1/4 cup butter, softened
3/4 cup white sugar
2 eggs
1-1/2 Tbsp grated orange zest, make sure not to get any white pith
1/2 cup fresh orange juice
2 cups all-purpose flour
2 tsp baking powder
1/2 tsp salt

Glaze (optional)
1/2 cup orange juice
Remainder of zest from orange
1/4 cup white sugar

Directions

Preheat oven to 350 F.

Mix flour, baking powder, and salt.

In a large bowl, cream butter and sugar. Beat in eggs one at a time. Stir in zest and fresh orange juice. Add flour mixture, and stir until moistened. Turn into a greased 9 x 5 x 3 inch loaf pan and bake for 1 hour, or until done. Check the loaf at 45 minutes and don't overbake. It will overbake and burn really fast due to all the sugar. Remove loaf from oven.
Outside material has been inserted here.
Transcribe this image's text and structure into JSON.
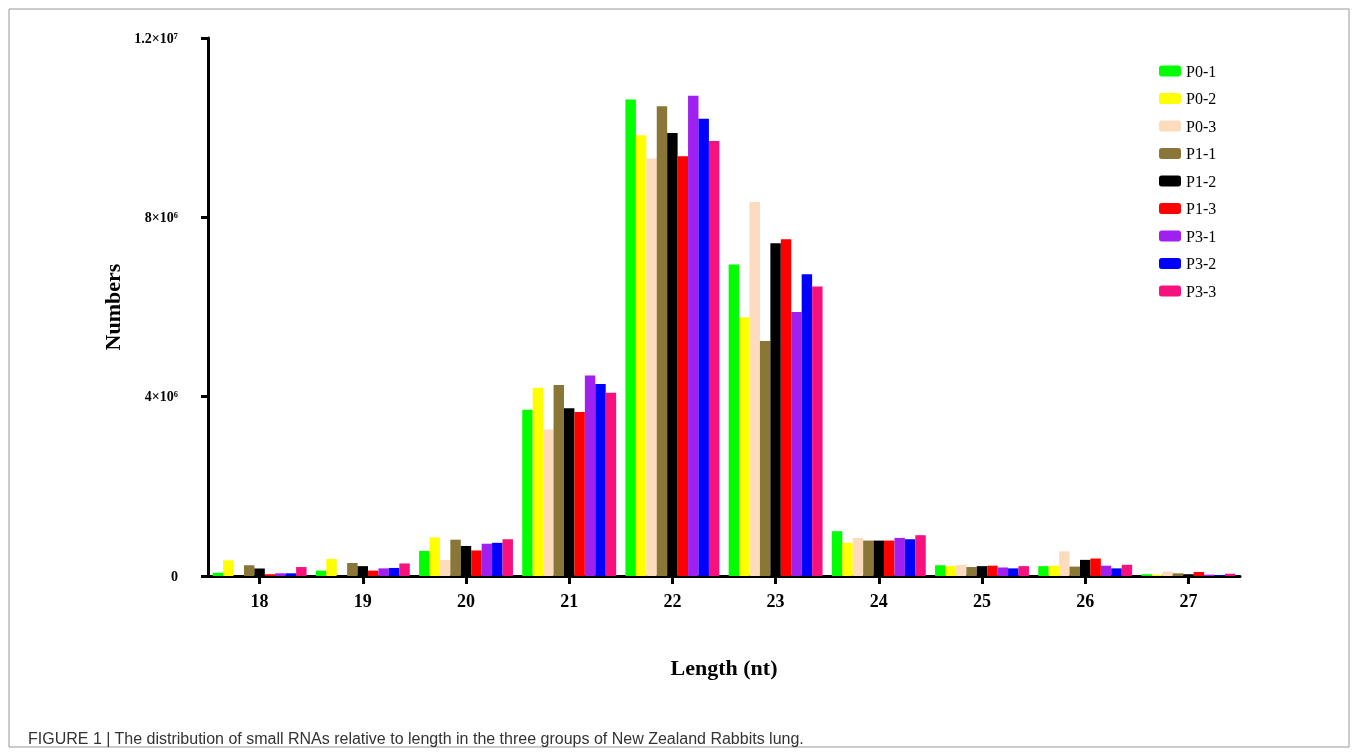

If you are not going to glaze, let bread cool for 10 minutes or so, run a knife around the edges, then turn out onto a wire rack and cool completely. If you are going to glaze, proceed with next paragraph before cooling.

Glaze: Mix glaze ingredients in a small saucepan. Heat and stir to dissolve sugar. Poke some holes in the loaf with a toothpick, then spoon glaze over hot loaf. Let cool. Serve directly from pan.